Descriptions, Reviews, Etc.
Publisher Description:

Can Luther's writings inform us on the fundamental questions of Freudian psychoanalysis? Does an intellectual filiation between early Reformation thought and psychoanalysis exist? Does Lacanian psychoanalysis offer an instrument for analysing theological writings?

In The Heart of Man's Destiny, Herman Westerink offers a new reading of Lacan's seventh seminar, The Ethics of Psychoanalysis. Working from an innovative perspective, this book explores the close relationship between Freudian psychoanalysis and the ideas of the early Reformation.

Lacan claimed that to be unaware of the connection between Freud and early Reformation constituted a fundamental misunderstanding of the kind of problems psychoanalysis addresses. Westerink carefully explores these problems and shows that Lacanian psychoanalysis, with its emphasis on desire and law, transgression, and symbolization, draws on fundamental ideas first formulated in the writings of Luther and Calvin. By relating psychoanalysis to early Reformation thought, Westerink not only shows Lacan's writings in a completely new light, but also makes possible an innovative reading of early modern theology itself.
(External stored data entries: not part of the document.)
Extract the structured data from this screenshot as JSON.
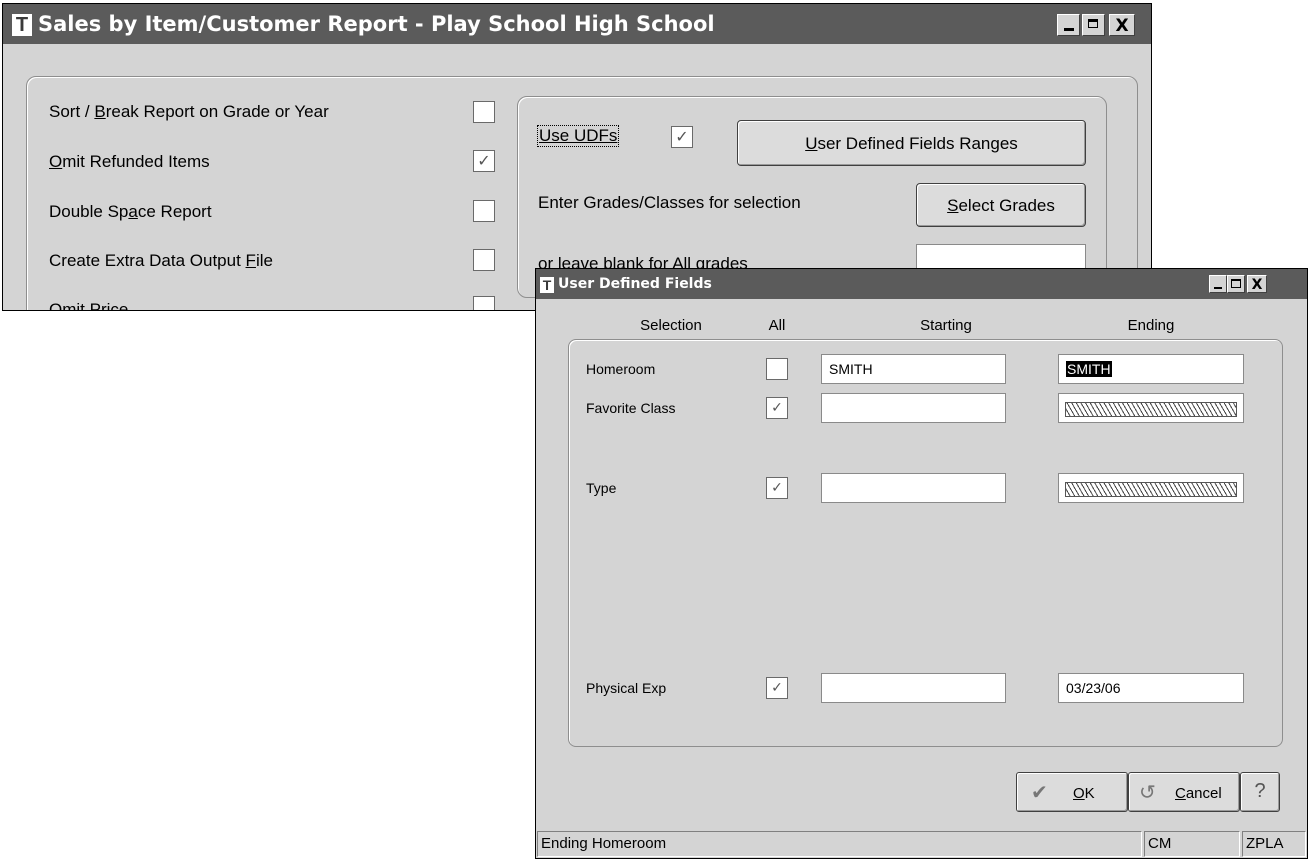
{
  "main_window": {
    "title": "Sales by Item/Customer Report - Play School High School",
    "options": [
      {
        "pre": "Sort / ",
        "key": "B",
        "post": "reak Report on Grade or Year",
        "checked": false
      },
      {
        "pre": "",
        "key": "O",
        "post": "mit Refunded Items",
        "checked": true
      },
      {
        "pre": "Double Sp",
        "key": "a",
        "post": "ce Report",
        "checked": false
      },
      {
        "pre": "Create Extra Data Output ",
        "key": "F",
        "post": "ile",
        "checked": false
      },
      {
        "pre": "",
        "key": "O",
        "post": "mit Price",
        "checked": false
      }
    ],
    "use_udfs_label": "Use UDFs",
    "use_udfs_checked": true,
    "udf_ranges_button": {
      "key": "U",
      "rest": "ser Defined Fields Ranges"
    },
    "grades_label": "Enter Grades/Classes for selection",
    "select_grades_button": {
      "key": "S",
      "rest": "elect Grades"
    },
    "blank_label": "or leave blank for All grades",
    "grades_value": ""
  },
  "dialog": {
    "title": "User Defined Fields",
    "headers": {
      "selection": "Selection",
      "all": "All",
      "starting": "Starting",
      "ending": "Ending"
    },
    "rows": [
      {
        "label": "Homeroom",
        "all": false,
        "start": "SMITH",
        "end": "SMITH",
        "end_selected": true
      },
      {
        "label": "Favorite Class",
        "all": true,
        "start": "",
        "end": "",
        "end_hatched": true
      },
      {
        "label": "Type",
        "all": true,
        "start": "",
        "end": "",
        "end_hatched": true
      },
      {
        "label": "Physical Exp",
        "all": true,
        "start": "",
        "end": "03/23/06"
      }
    ],
    "ok_button": {
      "key": "O",
      "rest": "K"
    },
    "cancel_button": {
      "key": "C",
      "rest": "ancel"
    },
    "help_button": "?",
    "status": {
      "message": "Ending Homeroom",
      "mode": "CM",
      "code": "ZPLA"
    }
  },
  "glyphs": {
    "check": "✓",
    "close": "X",
    "help": "?",
    "ok_icon": "✔",
    "cancel_icon": "↺"
  },
  "icons": [
    "app-logo-icon",
    "minimize-icon",
    "maximize-icon",
    "close-icon",
    "checkmark-icon",
    "cancel-icon",
    "help-icon"
  ]
}
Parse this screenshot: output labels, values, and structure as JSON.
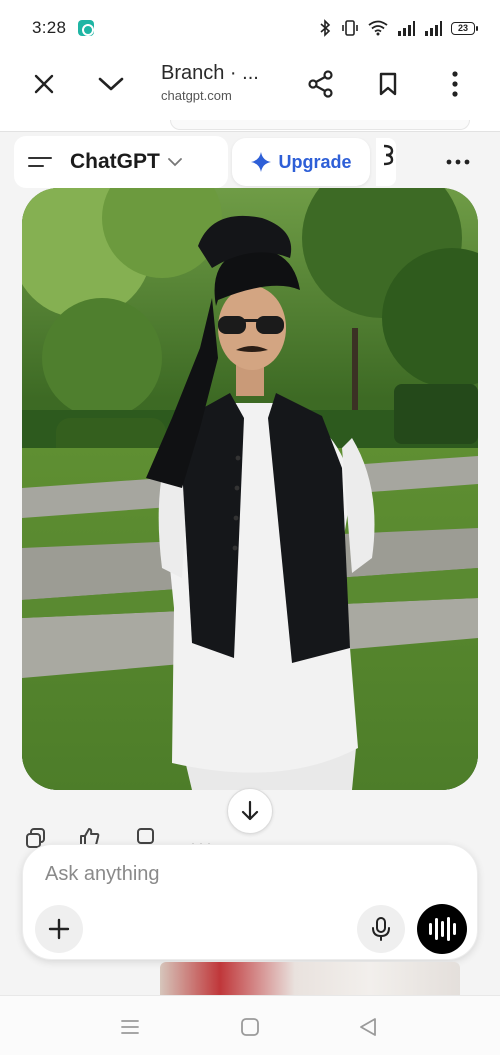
{
  "status_bar": {
    "time": "3:28",
    "battery_level": "23",
    "icons": [
      "bluetooth-icon",
      "vibrate-icon",
      "wifi-icon",
      "signal-icon",
      "signal-icon",
      "battery-icon"
    ]
  },
  "browser": {
    "title": "Branch · ...",
    "domain": "chatgpt.com",
    "buttons": [
      "close-icon",
      "chevron-down-icon",
      "share-icon",
      "bookmark-icon",
      "more-vertical-icon"
    ]
  },
  "chat_header": {
    "model_name": "ChatGPT",
    "upgrade_label": "Upgrade",
    "partial_glyph": "Ƒ",
    "colors": {
      "upgrade_text": "#2e5fd7",
      "background": "#f4f4f4"
    }
  },
  "image": {
    "subject": "man-in-black-turban-and-waistcoat-photo"
  },
  "composer": {
    "placeholder": "Ask anything",
    "buttons": [
      "plus-icon",
      "microphone-icon",
      "voice-mode-icon"
    ]
  },
  "message_actions": [
    "copy-icon",
    "thumbs-up-icon",
    "thumbs-down-icon",
    "more-horizontal-icon"
  ],
  "nav_bar": [
    "recent-apps-icon",
    "home-icon",
    "back-icon"
  ]
}
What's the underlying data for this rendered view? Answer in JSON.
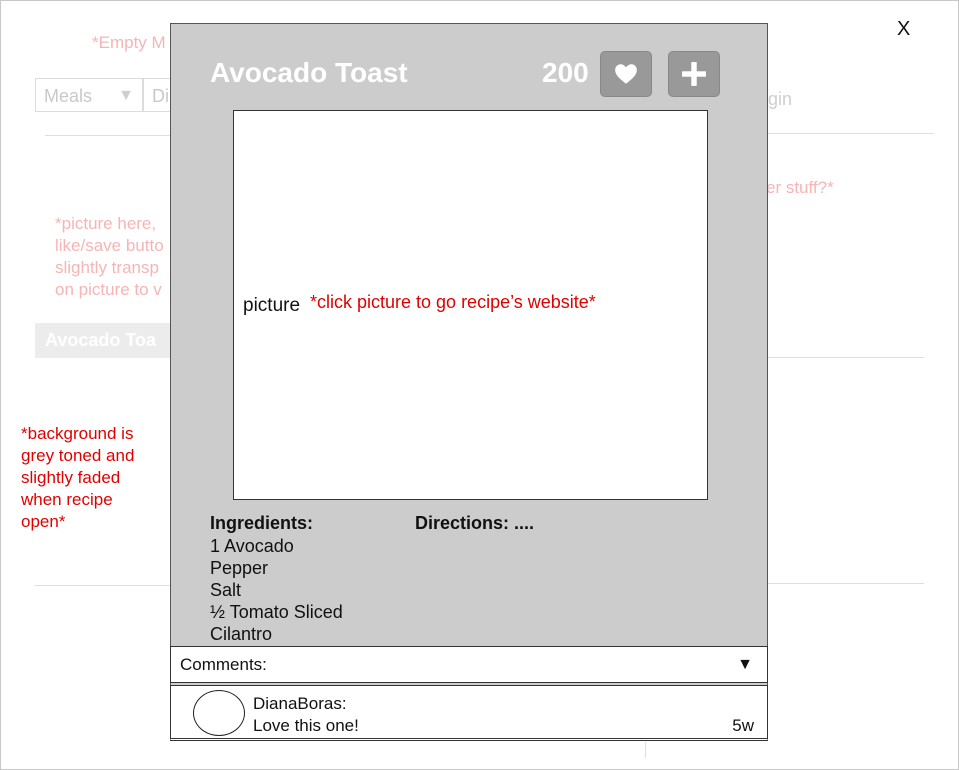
{
  "background": {
    "empty_meals_note": "*Empty M",
    "other_stuff_note": "er stuff?*",
    "picture_note_lines": [
      "*picture here,",
      "like/save butto",
      "slightly transp",
      "on picture to v"
    ],
    "meals_dropdown": "Meals",
    "second_dropdown": "Di",
    "login_partial": "gin",
    "card_title": "Avocado Toa",
    "annotation": "*background is grey toned and slightly faded when recipe open*"
  },
  "close_label": "X",
  "recipe": {
    "title": "Avocado Toast",
    "like_count": "200",
    "picture_label": "picture",
    "picture_note": "*click picture to go recipe’s website*",
    "ingredients_heading": "Ingredients:",
    "ingredients": [
      "1 Avocado",
      "Pepper",
      "Salt",
      "½ Tomato Sliced",
      "Cilantro"
    ],
    "directions_heading": "Directions: ...."
  },
  "comments": {
    "label": "Comments:",
    "dropdown_glyph": "▼",
    "items": [
      {
        "user": "DianaBoras:",
        "text": "Love this one!",
        "time": "5w"
      }
    ]
  },
  "icons": {
    "like": "heart-icon",
    "add": "plus-icon"
  },
  "colors": {
    "modal_bg": "#cccccc",
    "button_bg": "#999999",
    "annotation_red": "#e00000",
    "faded_red": "#f5b5b5"
  }
}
The Heart of Man's Destiny breaks new ground by providing both a controversial as well as a fresh perspective on both Luther and Calvin, and on Freudo-Lacanian psychoanalysis. This valuable contribution to the complex character of psychoanalysis will be of interest to analysts and psychotherapists, as well academics and postgraduates with an interest in theology, philosophy and ethics.